A guidare questa evoluzione sono Nicole Elizabeth Ward e Kathryn Selvidge, due donne i cui percorsi distinti illustrano i due pilastri essenziali della forza moderna: ottimizzazione fisica e resilienza emotiva.
L’atleta esecutivo: fondamento fisico per il successo professionale
Nicole Elizabeth Ward, veterana dello sviluppo del business aziendale e della leadership esecutiva, ha osservato una tendenza preoccupante tra gli alti risultati: la normalizzazione del burnout. In molti ambienti ad alta pressione, l’esaurimento fisico e mentale è spesso indossato come distintivo d’onore, ma alla fine porta a rendimenti decrescenti.
Per combattere questo problema, Ward ha introdotto il concetto di “Atleta esecutivo”. Applicando i rigorosi principi utilizzati dai professionisti dello sport d’élite al mondo aziendale, sostiene che la longevità professionale richiede:
– Recupero strategico: Trattare il riposo non come un lusso, ma come un requisito per prestazioni di alto livello.
– Salute metabolica: Riconoscere che la vitalità fisica ha un impatto diretto sulla chiarezza cognitiva e sul processo decisionale.
– Mantenimento olistico: dare priorità al sonno, all’allenamento della forza e all’alimentazione come strumenti professionali piuttosto che semplici scelte di vita.
Nel suo prossimo libro, Biohacking for the Sales Athlete, Ward sposta il discorso dal “lavorare di più” al “lavorare meglio”**, trattando il corpo umano come il fondamento essenziale su cui costruire una carriera di successo.

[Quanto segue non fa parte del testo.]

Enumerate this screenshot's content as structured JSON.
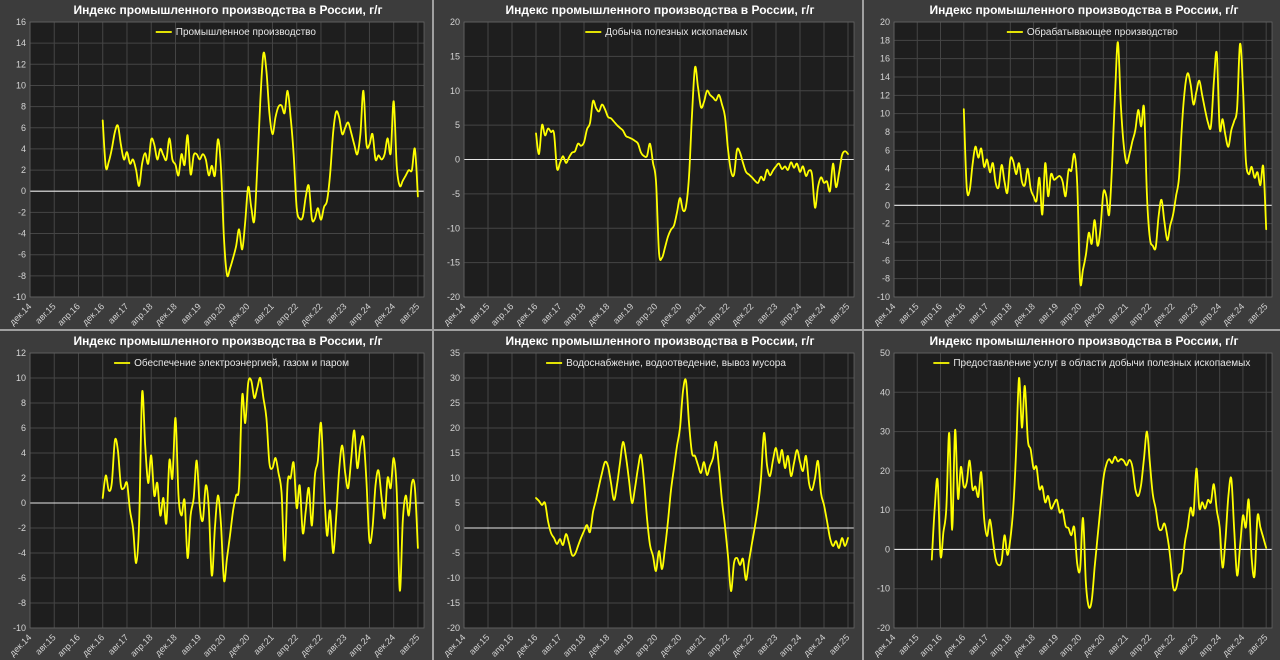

Resilienza emotiva: il potere della vulnerabilità e della connessione
Mentre Ward si concentra sugli aspetti fisiologici della performance, Kathryn Selvidge affronta le dimensioni emotive e sociali della forza. Con un background nello sviluppo senza scopo di lucro, il lavoro di Selvidge è radicato nella necessità della connessione umana e nella capacità di navigare in paesaggi emotivi complessi.

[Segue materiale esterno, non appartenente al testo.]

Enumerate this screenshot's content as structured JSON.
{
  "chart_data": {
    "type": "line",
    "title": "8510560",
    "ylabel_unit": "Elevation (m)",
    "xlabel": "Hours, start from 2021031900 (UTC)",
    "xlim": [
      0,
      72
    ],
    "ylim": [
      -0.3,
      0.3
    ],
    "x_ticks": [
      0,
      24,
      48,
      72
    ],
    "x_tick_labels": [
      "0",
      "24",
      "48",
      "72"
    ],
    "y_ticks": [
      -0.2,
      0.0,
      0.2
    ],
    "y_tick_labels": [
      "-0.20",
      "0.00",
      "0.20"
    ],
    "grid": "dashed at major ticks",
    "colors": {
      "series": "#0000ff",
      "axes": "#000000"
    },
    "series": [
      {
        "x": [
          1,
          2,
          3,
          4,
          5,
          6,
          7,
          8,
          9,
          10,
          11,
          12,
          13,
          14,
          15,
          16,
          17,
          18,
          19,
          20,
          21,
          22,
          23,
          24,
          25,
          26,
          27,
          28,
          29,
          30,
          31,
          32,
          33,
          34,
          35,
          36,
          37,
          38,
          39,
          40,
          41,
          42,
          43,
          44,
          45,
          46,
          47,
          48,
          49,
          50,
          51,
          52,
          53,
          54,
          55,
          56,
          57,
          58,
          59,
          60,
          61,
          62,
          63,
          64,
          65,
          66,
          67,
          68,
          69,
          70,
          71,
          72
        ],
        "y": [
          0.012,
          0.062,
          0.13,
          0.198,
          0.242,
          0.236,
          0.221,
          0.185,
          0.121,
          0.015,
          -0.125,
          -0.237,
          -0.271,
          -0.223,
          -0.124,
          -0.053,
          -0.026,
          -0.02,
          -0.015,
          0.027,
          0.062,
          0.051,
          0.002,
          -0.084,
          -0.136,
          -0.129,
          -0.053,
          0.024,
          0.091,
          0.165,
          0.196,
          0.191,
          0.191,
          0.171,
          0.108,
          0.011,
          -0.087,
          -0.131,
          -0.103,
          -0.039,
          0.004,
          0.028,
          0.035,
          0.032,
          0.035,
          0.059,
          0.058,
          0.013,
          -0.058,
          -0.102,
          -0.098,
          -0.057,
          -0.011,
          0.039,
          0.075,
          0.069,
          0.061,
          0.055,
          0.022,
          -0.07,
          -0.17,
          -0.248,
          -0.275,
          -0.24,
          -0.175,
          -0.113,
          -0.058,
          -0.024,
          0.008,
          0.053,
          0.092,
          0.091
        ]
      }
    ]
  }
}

Il suo approccio alla forza è profondamente personale, modellato dall’esperienza della sua famiglia con la malattia mentale. Attraverso la sua serie Kloe, fornisce un quadro di riferimento per bambini e famiglie per affrontare il fardello spesso inespresso delle sfide legate alla salute mentale. Il suo contributo alla definizione di forza evidenzia diverse verità chiave:
– Autenticità rispetto alla perfezione: La forza non è l’assenza di lotta, ma la capacità di rimanere presenti attraverso di essa.
– Il valore della vulnerabilità: costruire resilienza attraverso la compassione e il dialogo aperto anziché l’isolamento.

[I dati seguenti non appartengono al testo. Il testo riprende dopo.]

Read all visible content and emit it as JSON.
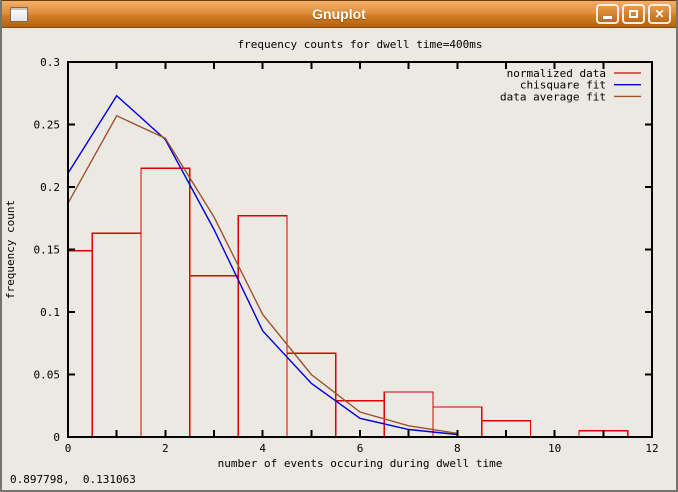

– Supporto della comunità: Riconoscere che la resistenza emotiva è spesso rafforzata dalla forza delle nostre connessioni con gli altri.
Un approccio olistico al successo moderno
L’intersezione tra il lavoro di Ward e quello di Selvidge rivela un quadro più completo di cosa significhi prosperare nell’era moderna. Sebbene i loro metodi differiscano, il loro messaggio fondamentale è unificato: Il successo è insostenibile se arriva a scapito di sé stessi.
Questo cambiamento è particolarmente rilevante per le donne che operano in settori o ambienti dominati dagli uomini in cui i pregiudizi tradizionali spesso premiano la “cultura del macinare” rispetto al benessere. Facendo valere la propria voce, entrambe le donne sostengono un mondo in cui:
1. I confini sono visti come produttivi, non come ostacoli al raggiungimento dei risultati.
2. La cura di sé è vista come un vantaggio strategico, piuttosto che una distrazione dal lavoro.
3. La longevità è valutata più delle esplosioni di produttività di breve durata e ad alta intensità.
“La vera forza non sta nel rendimento costante; sta nel sapere che il riposo è produttivo e che prendersi cura di sé è ciò che rende possibile il successo.”
Conclusione
Il lavoro di Nicole Elizabeth Ward e Kathryn Selvidge segnala una transizione da una cultura dell’esaurimento a una cultura della resistenza. Integrando l’ottimizzazione fisica con la profondità emotiva, stanno contribuendo a costruire un nuovo standard di leadership, tanto resiliente quanto sostenibile.